文脈を理解するために、なぜ米国の教育システムが危機に対して脆弱なのか説明しておく。まずK-12(高等教育以前の基礎教育段階)であるが、これも繰り返し言及してきたが、米国の教育予算は基本的に固定資産税と結びついている。

 

好況時は土地や家の値段が上がり、教育への予算もある程度増加が見込まれるので良いシステムであるが、ひとたび不景気に突入し、土地や家の値段が下がりだすと恐ろしい事態となる。

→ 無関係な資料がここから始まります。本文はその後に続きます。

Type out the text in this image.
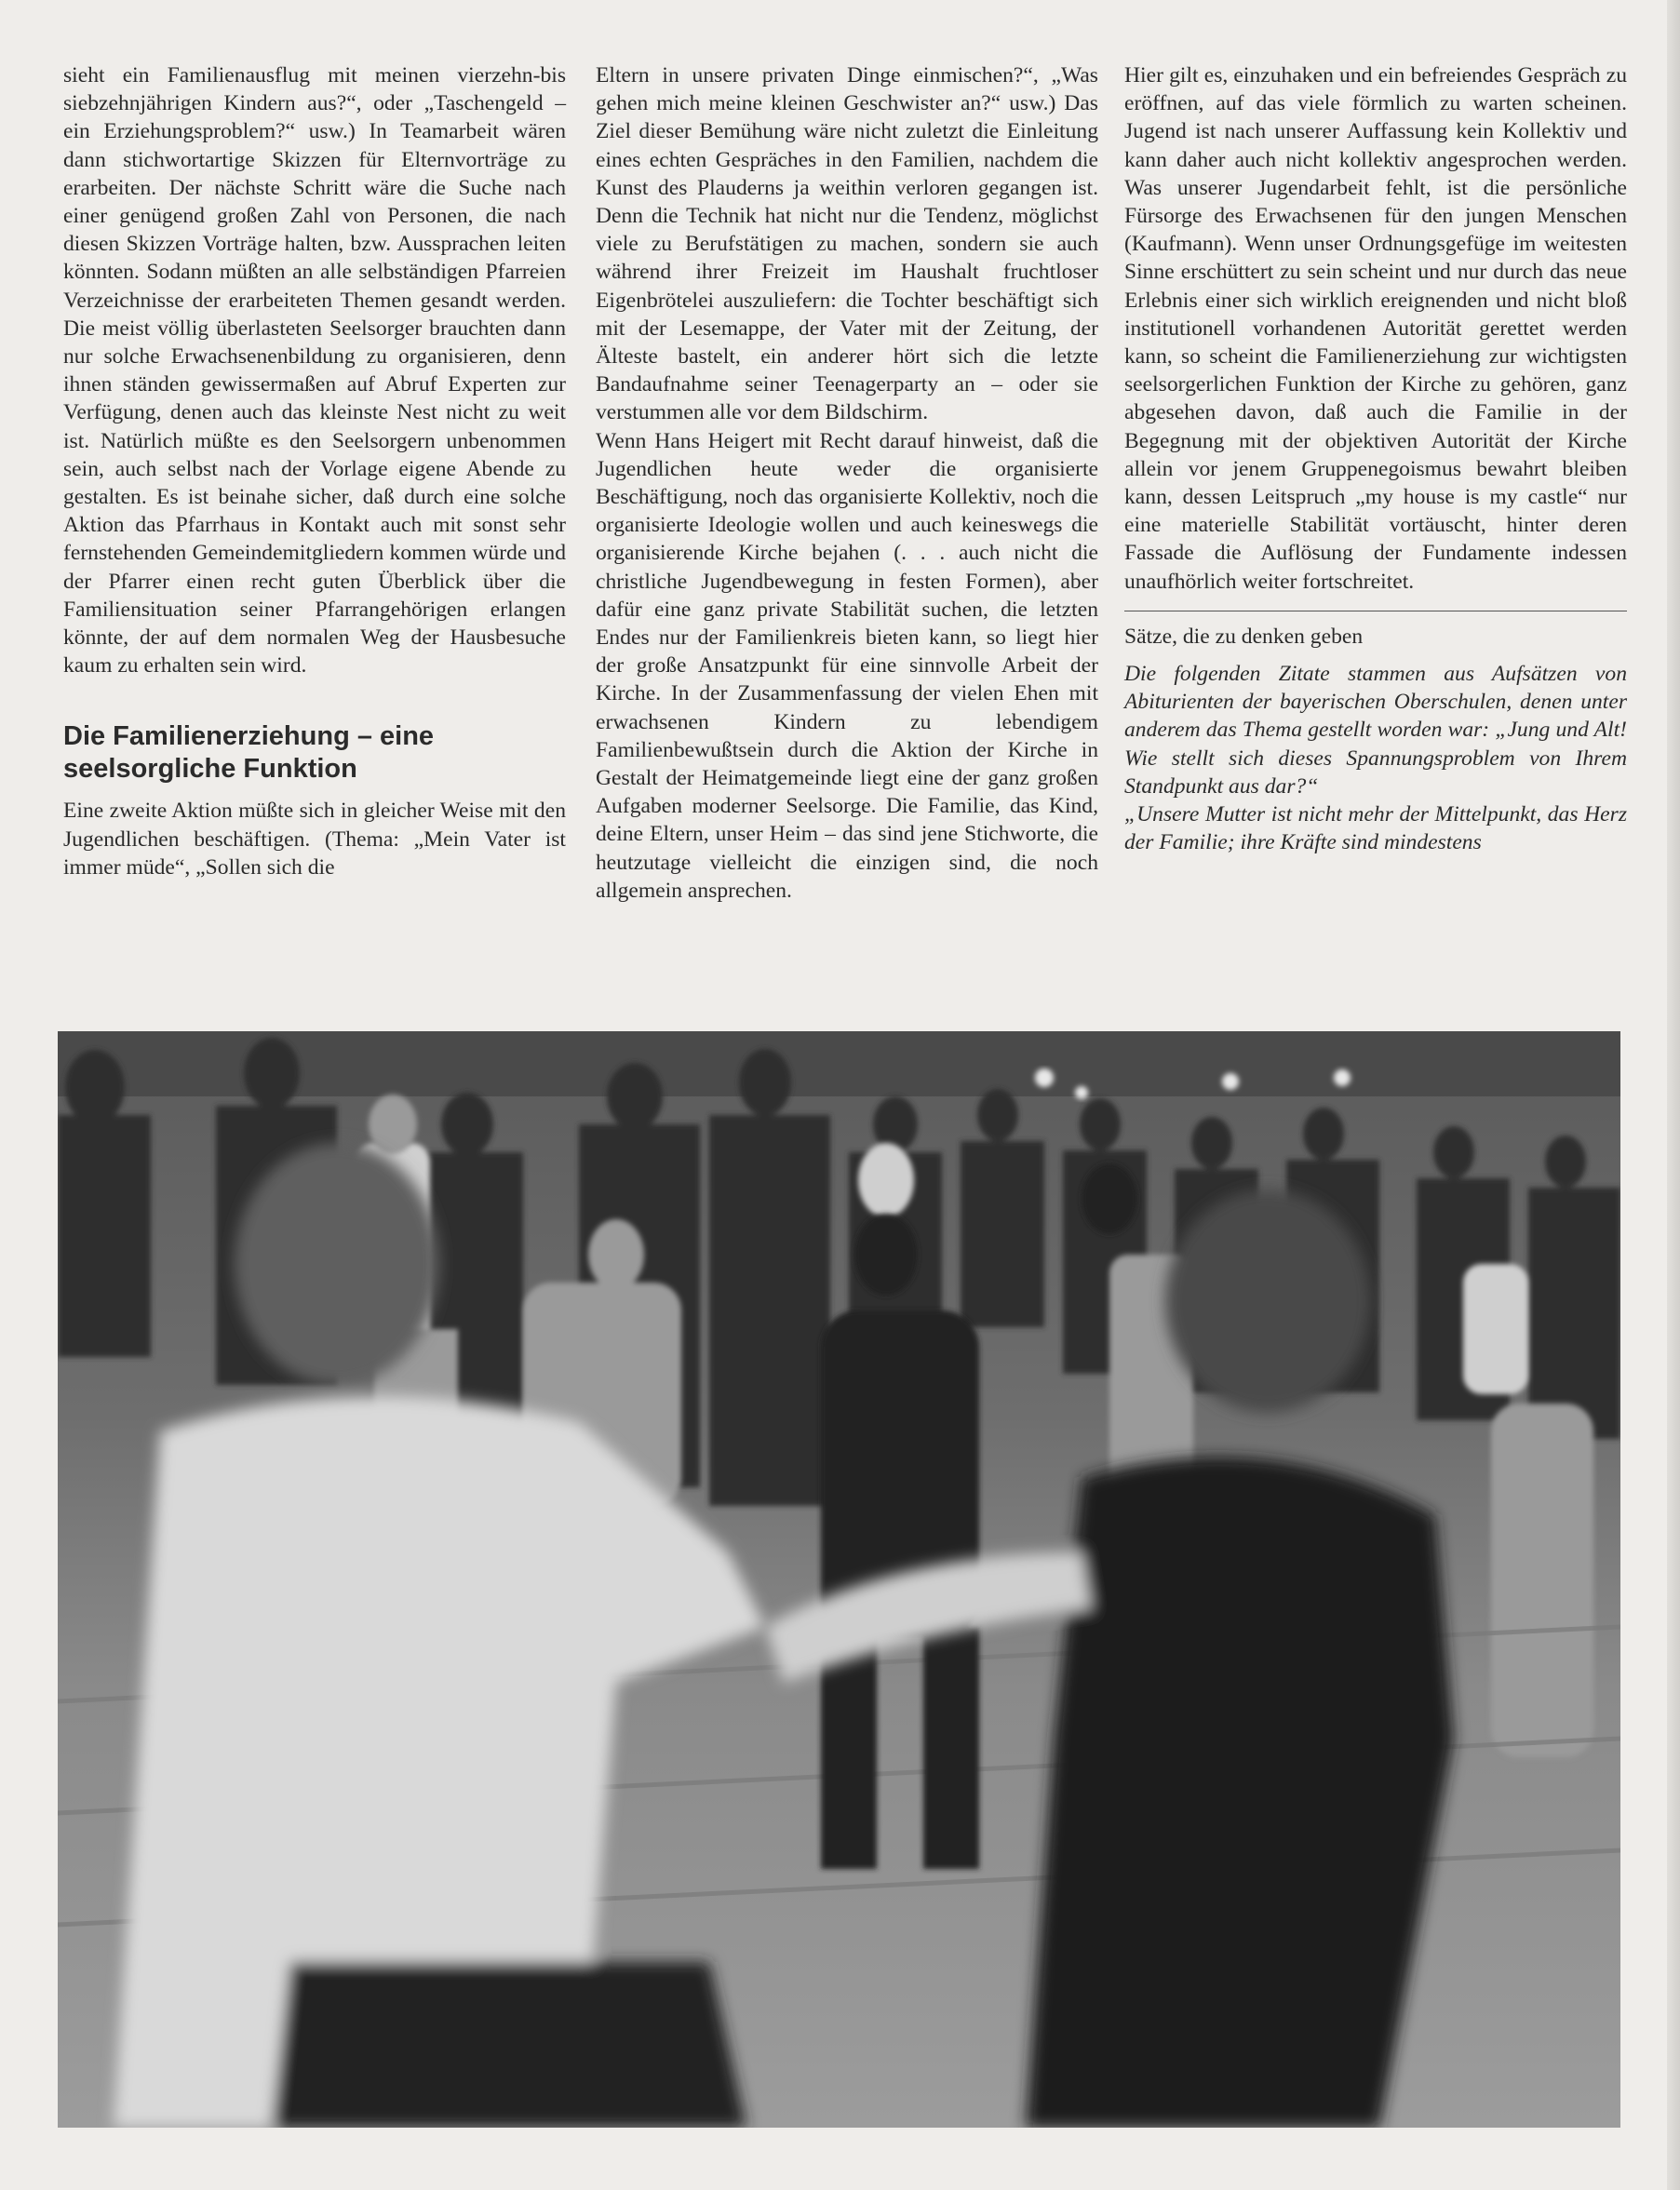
sieht ein Familienausflug mit meinen vierzehn-bis siebzehnjährigen Kindern aus?“, oder „Taschengeld – ein Erziehungsproblem?“ usw.) In Teamarbeit wären dann stichwortartige Skizzen für Elternvorträge zu erarbeiten. Der nächste Schritt wäre die Suche nach einer genügend großen Zahl von Personen, die nach diesen Skizzen Vorträge halten, bzw. Aussprachen leiten könnten. Sodann müßten an alle selbständigen Pfarreien Verzeichnisse der erarbeiteten Themen gesandt werden. Die meist völlig überlasteten Seelsorger brauchten dann nur solche Erwachsenenbildung zu organisieren, denn ihnen ständen gewissermaßen auf Abruf Experten zur Verfügung, denen auch das kleinste Nest nicht zu weit ist. Natürlich müßte es den Seelsorgern unbenommen sein, auch selbst nach der Vorlage eigene Abende zu gestalten. Es ist beinahe sicher, daß durch eine solche Aktion das Pfarrhaus in Kontakt auch mit sonst sehr fernstehenden Gemeindemitgliedern kommen würde und der Pfarrer einen recht guten Überblick über die Familiensituation seiner Pfarrangehörigen erlangen könnte, der auf dem normalen Weg der Hausbesuche kaum zu erhalten sein wird.

Die Familienerziehung – eine seelsorgliche Funktion

Eine zweite Aktion müßte sich in gleicher Weise mit den Jugendlichen beschäftigen. (Thema: „Mein Vater ist immer müde“, „Sollen sich die

Eltern in unsere privaten Dinge einmischen?“, „Was gehen mich meine kleinen Geschwister an?“ usw.) Das Ziel dieser Bemühung wäre nicht zuletzt die Einleitung eines echten Gespräches in den Familien, nachdem die Kunst des Plauderns ja weithin verloren gegangen ist. Denn die Technik hat nicht nur die Tendenz, möglichst viele zu Berufstätigen zu machen, sondern sie auch während ihrer Freizeit im Haushalt fruchtloser Eigenbrötelei auszuliefern: die Tochter beschäftigt sich mit der Lesemappe, der Vater mit der Zeitung, der Älteste bastelt, ein anderer hört sich die letzte Bandaufnahme seiner Teenagerparty an – oder sie verstummen alle vor dem Bildschirm.

Wenn Hans Heigert mit Recht darauf hinweist, daß die Jugendlichen heute weder die organisierte Beschäftigung, noch das organisierte Kollektiv, noch die organisierte Ideologie wollen und auch keineswegs die organisierende Kirche bejahen (. . . auch nicht die christliche Jugendbewegung in festen Formen), aber dafür eine ganz private Stabilität suchen, die letzten Endes nur der Familienkreis bieten kann, so liegt hier der große Ansatzpunkt für eine sinnvolle Arbeit der Kirche. In der Zusammenfassung der vielen Ehen mit erwachsenen Kindern zu lebendigem Familienbewußtsein durch die Aktion der Kirche in Gestalt der Heimatgemeinde liegt eine der ganz großen Aufgaben moderner Seelsorge. Die Familie, das Kind, deine Eltern, unser Heim – das sind jene Stichworte, die heutzutage vielleicht die einzigen sind, die noch allgemein ansprechen.

Hier gilt es, einzuhaken und ein befreiendes Gespräch zu eröffnen, auf das viele förmlich zu warten scheinen. Jugend ist nach unserer Auffassung kein Kollektiv und kann daher auch nicht kollektiv angesprochen werden. Was unserer Jugendarbeit fehlt, ist die persönliche Fürsorge des Erwachsenen für den jungen Menschen (Kaufmann). Wenn unser Ordnungsgefüge im weitesten Sinne erschüttert zu sein scheint und nur durch das neue Erlebnis einer sich wirklich ereignenden und nicht bloß institutionell vorhandenen Autorität gerettet werden kann, so scheint die Familienerziehung zur wichtigsten seelsorgerlichen Funktion der Kirche zu gehören, ganz abgesehen davon, daß auch die Familie in der Begegnung mit der objektiven Autorität der Kirche allein vor jenem Gruppenegoismus bewahrt bleiben kann, dessen Leitspruch „my house is my castle“ nur eine materielle Stabilität vortäuscht, hinter deren Fassade die Auflösung der Fundamente indessen unaufhörlich weiter fortschreitet.

Sätze, die zu denken geben

Die folgenden Zitate stammen aus Aufsätzen von Abiturienten der bayerischen Oberschulen, denen unter anderem das Thema gestellt worden war: „Jung und Alt! Wie stellt sich dieses Spannungsproblem von Ihrem Standpunkt aus dar?“

„Unsere Mutter ist nicht mehr der Mittelpunkt, das Herz der Familie; ihre Kräfte sind mindestens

なぜなら、教育予算の大半は人件費であるが、そうやすやすと教員給与は下げられるものではないし、生徒の人数は不景気になっても変らないため教員のクビを切るということも常識的には出来ないからだ(米国はこの点非常識な国であるので、前回の金融危機の際には、貧しい地区の学校では体育や音楽の教員のクビを切る、学校を週4日や3日に短縮するという、驚きの対処策が取られた)。

次に高等教育であるが、米国の高等教育は州立大学であっても、3分の1から半分程度の割合の収入を授業料及び寮費に頼っている。不景気により授業料を支払えない学生が退学、ないしは入学者数が減少すると大きな打撃となる。さらに、少なくない収入が寄付金の運用益からも来ている。つまり、不景気になり市場が低迷すると、その影響がこの部分にも直撃して、大学財政を苦しめることとなる。